BACKGROUND: Cancer arises from an evolutionary process where somatic mutations give rise to clonal expansions. Reconstructing this evolutionary process is useful for treatment decision-making as well as understanding evolutionary patterns across patients and cancer types. In particular, classifying a tumor's evolutionary process as either linear or branched and understanding what cancer types and which patients have each of these trajectories could provide useful insights for both clinicians and researchers. While comprehensive cancer phylogeny inference from single-cell DNA sequencing data is challenging due to limitations with current sequencing technology and the complexity of the resulting problem, current data might provide sufficient signal to accurately classify a tumor's evolutionary history as either linear or branched.
RESULTS: We introduce the Linear Perfect Phylogeny Flipping (LPPF) problem as a means of testing two alternative hypotheses for the pattern of evolution, which we prove to be NP-hard.
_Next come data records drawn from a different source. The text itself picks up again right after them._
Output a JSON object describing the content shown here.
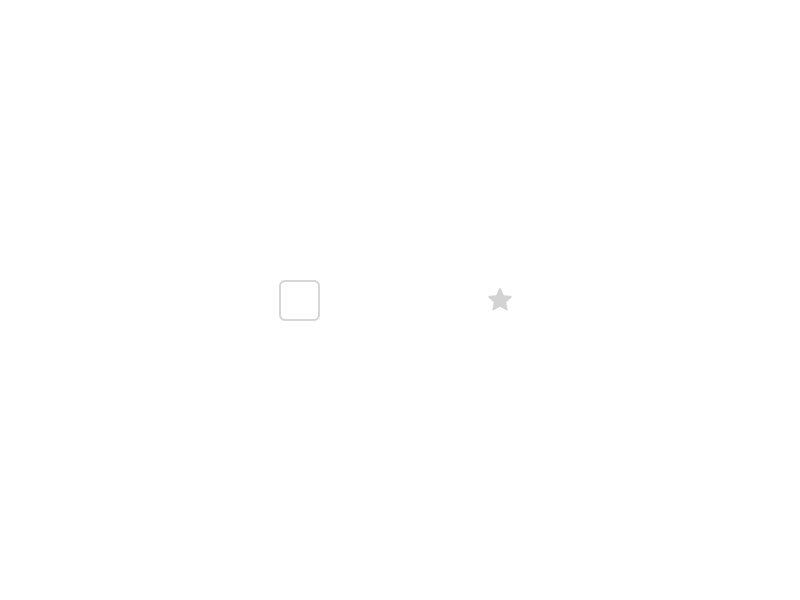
{
  "checkbox": {
    "checked": false,
    "border_color": "#d6d6d6"
  },
  "favorite": {
    "icon": "star-icon",
    "active": false,
    "color": "#d3d3d3"
  }
}
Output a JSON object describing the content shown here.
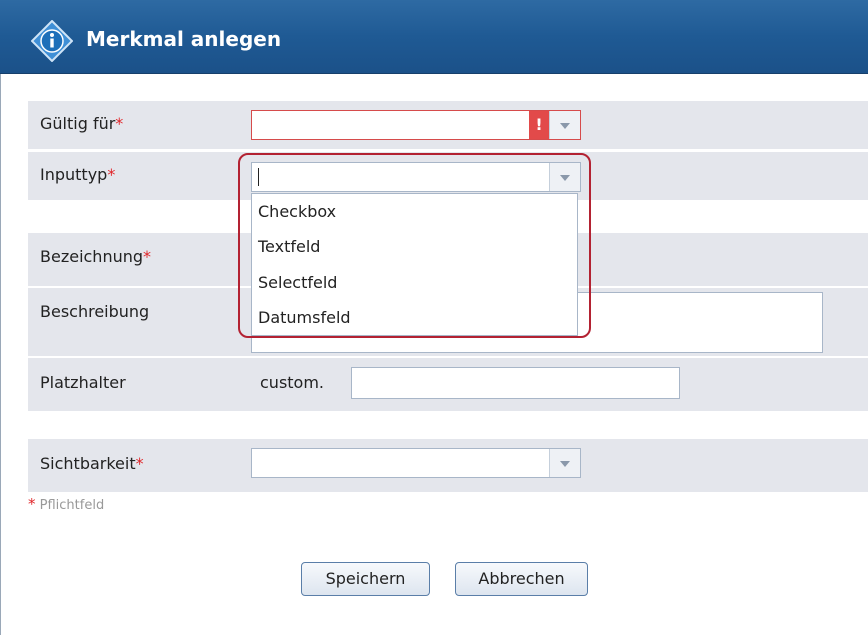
{
  "dialog": {
    "title": "Merkmal anlegen",
    "icon": "info-icon"
  },
  "fields": {
    "gueltig": {
      "label": "Gültig für",
      "required_mark": "*",
      "value": ""
    },
    "inputtyp": {
      "label": "Inputtyp",
      "required_mark": "*",
      "value": ""
    },
    "bezeichnung": {
      "label": "Bezeichnung",
      "required_mark": "*"
    },
    "beschreibung": {
      "label": "Beschreibung"
    },
    "platzhalter": {
      "label": "Platzhalter",
      "prefix": "custom.",
      "value": ""
    },
    "sichtbarkeit": {
      "label": "Sichtbarkeit",
      "required_mark": "*",
      "value": ""
    }
  },
  "dropdown_options": [
    "Checkbox",
    "Textfeld",
    "Selectfeld",
    "Datumsfeld"
  ],
  "footnote": {
    "mark": "*",
    "text": "Pflichtfeld"
  },
  "buttons": {
    "save": "Speichern",
    "cancel": "Abbrechen"
  },
  "colors": {
    "titlebar": "#1f5a94",
    "band": "#e4e6ec",
    "required": "#e0262a",
    "highlight": "#b32232",
    "error": "#e24a4a"
  }
}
We develop Phyolin, which uses constraint programming to solve the LPPF problem. Through both in silico experiments and real data application, we demonstrate the performance of our method, outperforming a competing machine learning approach.
CONCLUSION: Phyolin is an accurate, easy to use and fast method for classifying an evolutionary trajectory as linear or branched given a tumor's single-cell DNA sequencing data.